I took a holiday from blogging while I finished the book and worked on a couple of other writing projects. for those of you who've been following this project blog (the writing of Wormwood) a note about the disappearance of the posts. This blog was set to display only the current month, so you needed to look in the archives for the posts in November, October, etc. I've changed the setting to display the maximum number of calendar days, but as time passes, the posts will continue to be moved to the archives. Go there for a look.
Now, back to business, catching up. I'm finished with Wormwood, although there is still some clean-up/fix-up to be done to the last couple of chapters--and Bill has yet to read and critique the full book. The book (one printed copy plus an e-file) isn't due until the end of March, so I have some time to work out the wrinkles and crinkles in the last chapters and write the end note on wormwood, the signature herb.
Turned out to be more problems than I anticipated in pulling the two stories together: the Shaker back story and the mystery that China has to solve in contemporary time. And I always have trouble with disposing of the villain at the end of the book, because I don't want the conventional shoot-em-up conclusion. But I lived with the problem for some weeks, until I was eventually struck by a bolt from the blue: you'll understand the full significance of that when you read the book. Which won't be until April 2009 at the earliest. Next steps: final cleanup, submission (end of March), revisions requested by the editor (sometime next summer, if any), copyedit (November-December), bound galleys (January 2009), and bound books (April 2009).

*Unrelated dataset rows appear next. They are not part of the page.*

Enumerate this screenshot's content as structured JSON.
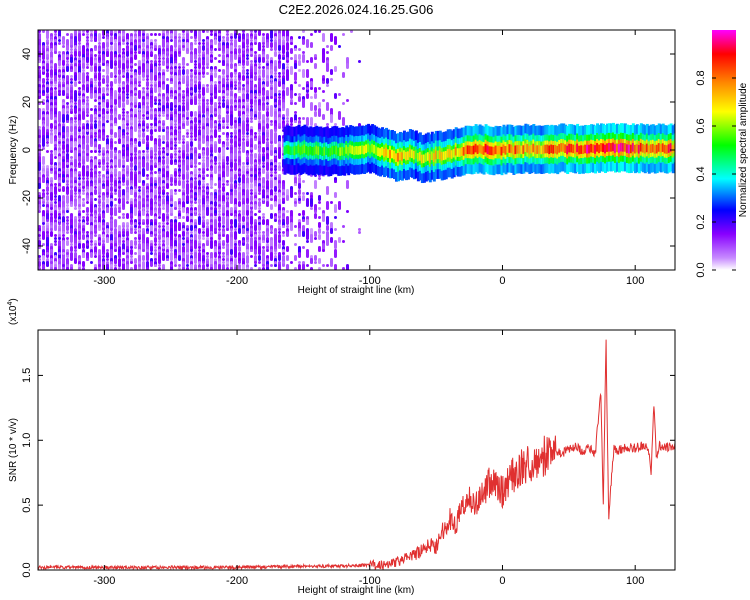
{
  "title": "C2E2.2026.024.16.25.G06",
  "chart_data": [
    {
      "type": "heatmap",
      "xlabel": "Height of straight line (km)",
      "ylabel": "Frequency (Hz)",
      "xlim": [
        -350,
        130
      ],
      "ylim": [
        -50,
        50
      ],
      "x_ticks": [
        -300,
        -200,
        -100,
        0,
        100
      ],
      "x_tick_labels": [
        "-300",
        "-200",
        "-100",
        "0",
        "100"
      ],
      "y_ticks": [
        -40,
        -20,
        0,
        20,
        40
      ],
      "y_tick_labels": [
        "-40",
        "-20",
        "0",
        "20",
        "40"
      ],
      "colorbar": {
        "label": "Normalized spectral amplitude",
        "range": [
          0,
          1
        ],
        "ticks": [
          0.0,
          0.2,
          0.4,
          0.6,
          0.8
        ],
        "tick_labels": [
          "0.0",
          "0.2",
          "0.4",
          "0.6",
          "0.8"
        ],
        "colors": [
          "#ffffff",
          "#8800ff",
          "#0000ff",
          "#00ffff",
          "#00ff00",
          "#ffff00",
          "#ff8800",
          "#ff0000",
          "#ff00ff"
        ]
      },
      "noise_region": {
        "x_start": -350,
        "x_end": -105,
        "dense_until": -165,
        "level": 0.2
      },
      "signal_band": {
        "x": [
          -165,
          -150,
          -130,
          -110,
          -100,
          -90,
          -80,
          -70,
          -60,
          -50,
          -40,
          -30,
          -20,
          -10,
          0,
          20,
          40,
          60,
          80,
          100,
          130
        ],
        "center": [
          0,
          0,
          -0.5,
          0,
          0.5,
          -1,
          -3,
          -1.5,
          -3.5,
          -2.5,
          -1.5,
          -0.5,
          0.5,
          0,
          0,
          0.5,
          0.5,
          0.5,
          1,
          0.8,
          0.5
        ],
        "amplitude": [
          0.5,
          0.55,
          0.55,
          0.6,
          0.65,
          0.7,
          0.75,
          0.65,
          0.7,
          0.7,
          0.72,
          0.8,
          0.85,
          0.9,
          0.82,
          0.78,
          0.85,
          0.9,
          0.92,
          0.9,
          0.85
        ]
      }
    },
    {
      "type": "line",
      "xlabel": "Height of straight line (km)",
      "ylabel": "SNR (10 * v/v)",
      "multiplier": "(x10^4)",
      "multiplier_base": "(x10",
      "multiplier_exp": "4",
      "xlim": [
        -350,
        130
      ],
      "ylim": [
        0,
        1.85
      ],
      "x_ticks": [
        -300,
        -200,
        -100,
        0,
        100
      ],
      "x_tick_labels": [
        "-300",
        "-200",
        "-100",
        "0",
        "100"
      ],
      "y_ticks": [
        0,
        0.5,
        1.0,
        1.5
      ],
      "y_tick_labels": [
        "0.0",
        "0.5",
        "1.0",
        "1.5"
      ],
      "line_color": "#e03030",
      "series": [
        {
          "x": [
            -350,
            -300,
            -250,
            -200,
            -150,
            -120,
            -100,
            -90,
            -80,
            -70,
            -60,
            -55,
            -50,
            -45,
            -40,
            -35,
            -30,
            -25,
            -20,
            -15,
            -10,
            -5,
            0,
            5,
            10,
            15,
            20,
            25,
            30,
            35,
            40,
            45,
            50,
            55,
            60,
            65,
            70,
            74,
            76,
            78,
            80,
            82,
            84,
            86,
            90,
            95,
            100,
            105,
            110,
            112,
            114,
            116,
            118,
            120,
            125,
            130
          ],
          "values": [
            0.02,
            0.02,
            0.02,
            0.02,
            0.03,
            0.03,
            0.04,
            0.04,
            0.06,
            0.1,
            0.15,
            0.2,
            0.18,
            0.3,
            0.4,
            0.35,
            0.5,
            0.55,
            0.5,
            0.6,
            0.68,
            0.65,
            0.6,
            0.7,
            0.75,
            0.8,
            0.82,
            0.85,
            0.87,
            0.9,
            0.92,
            0.9,
            0.93,
            0.95,
            0.92,
            0.94,
            0.9,
            1.4,
            0.5,
            1.78,
            0.4,
            0.7,
            0.95,
            0.92,
            0.93,
            0.95,
            0.94,
            0.96,
            0.95,
            0.7,
            1.3,
            0.85,
            0.97,
            0.95,
            0.95,
            0.95
          ]
        }
      ]
    }
  ]
}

Writing log. Altogether, I've logged 95 calendar days on the project, 67 working days, and 87,000 words (which will probably be close to 70 working days and 90,000 words, when all is said and done). This book seemed to stretch out forever, primarily because I took time out for the blog tour and time out when my daughter came for a week's visit. We'll call this done for now, since I need to turn to another writing projects: getting the final text of the memoir (now titled Landscapes of the Heart: A Memoir of Marriage and Place) ready for the editors at the University of Texas Press, which will publish it in Fall, 2009.

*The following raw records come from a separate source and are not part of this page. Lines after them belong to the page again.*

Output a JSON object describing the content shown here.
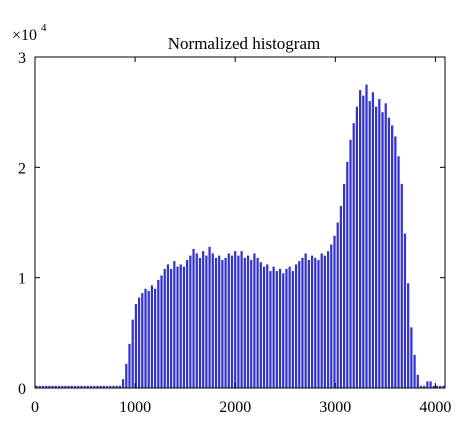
{
  "chart_data": {
    "type": "bar",
    "title": "Normalized histogram",
    "xlabel": "",
    "ylabel": "",
    "y_multiplier": {
      "base": "×10",
      "exponent": "4"
    },
    "xlim": [
      0,
      4096
    ],
    "ylim": [
      0,
      3
    ],
    "x_ticks": [
      {
        "value": 0,
        "label": "0"
      },
      {
        "value": 1000,
        "label": "1000"
      },
      {
        "value": 2000,
        "label": "2000"
      },
      {
        "value": 3000,
        "label": "3000"
      },
      {
        "value": 4000,
        "label": "4000"
      }
    ],
    "y_ticks": [
      {
        "value": 0,
        "label": "0"
      },
      {
        "value": 1,
        "label": "1"
      },
      {
        "value": 2,
        "label": "2"
      },
      {
        "value": 3,
        "label": "3"
      }
    ],
    "grid": false,
    "bar_color": "#3333cc",
    "bin_width": 32,
    "x": [
      16,
      48,
      80,
      112,
      144,
      176,
      208,
      240,
      272,
      304,
      336,
      368,
      400,
      432,
      464,
      496,
      528,
      560,
      592,
      624,
      656,
      688,
      720,
      752,
      784,
      816,
      848,
      880,
      912,
      944,
      976,
      1008,
      1040,
      1072,
      1104,
      1136,
      1168,
      1200,
      1232,
      1264,
      1296,
      1328,
      1360,
      1392,
      1424,
      1456,
      1488,
      1520,
      1552,
      1584,
      1616,
      1648,
      1680,
      1712,
      1744,
      1776,
      1808,
      1840,
      1872,
      1904,
      1936,
      1968,
      2000,
      2032,
      2064,
      2096,
      2128,
      2160,
      2192,
      2224,
      2256,
      2288,
      2320,
      2352,
      2384,
      2416,
      2448,
      2480,
      2512,
      2544,
      2576,
      2608,
      2640,
      2672,
      2704,
      2736,
      2768,
      2800,
      2832,
      2864,
      2896,
      2928,
      2960,
      2992,
      3024,
      3056,
      3088,
      3120,
      3152,
      3184,
      3216,
      3248,
      3280,
      3312,
      3344,
      3376,
      3408,
      3440,
      3472,
      3504,
      3536,
      3568,
      3600,
      3632,
      3664,
      3696,
      3728,
      3760,
      3792,
      3824,
      3856,
      3888,
      3920,
      3952,
      3984,
      4016,
      4048,
      4080
    ],
    "values": [
      0.02,
      0.02,
      0.02,
      0.02,
      0.02,
      0.02,
      0.02,
      0.02,
      0.02,
      0.02,
      0.02,
      0.02,
      0.02,
      0.02,
      0.02,
      0.02,
      0.02,
      0.02,
      0.02,
      0.02,
      0.02,
      0.02,
      0.02,
      0.02,
      0.02,
      0.02,
      0.02,
      0.08,
      0.22,
      0.4,
      0.62,
      0.76,
      0.82,
      0.86,
      0.9,
      0.88,
      0.93,
      0.9,
      0.98,
      1.02,
      1.08,
      1.12,
      1.08,
      1.15,
      1.1,
      1.12,
      1.1,
      1.16,
      1.2,
      1.26,
      1.22,
      1.18,
      1.24,
      1.2,
      1.28,
      1.22,
      1.18,
      1.2,
      1.16,
      1.18,
      1.22,
      1.2,
      1.24,
      1.2,
      1.24,
      1.18,
      1.2,
      1.16,
      1.22,
      1.18,
      1.14,
      1.1,
      1.12,
      1.06,
      1.1,
      1.06,
      1.08,
      1.04,
      1.08,
      1.1,
      1.06,
      1.12,
      1.15,
      1.18,
      1.22,
      1.16,
      1.2,
      1.18,
      1.16,
      1.22,
      1.2,
      1.24,
      1.3,
      1.38,
      1.5,
      1.65,
      1.85,
      2.05,
      2.25,
      2.4,
      2.55,
      2.7,
      2.65,
      2.75,
      2.6,
      2.68,
      2.55,
      2.62,
      2.5,
      2.58,
      2.45,
      2.38,
      2.28,
      2.1,
      1.85,
      1.4,
      0.95,
      0.55,
      0.3,
      0.12,
      0.02,
      0.02,
      0.06,
      0.06,
      0.02,
      0.02,
      0.02,
      0.02
    ]
  }
}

Reading Note. Long before I wrote stories, I listened for stories. Listening for them is something more acute than listening to them. I suppose it's an early form of participation in what goes on. Listening children know stories are there. When their elders sit and begin, children are just waiting and hoping for one to come out, like a mouse from its hole.--Eudora Welty [I wonder if families tell stories any more, or do they leave storytelling to the television?]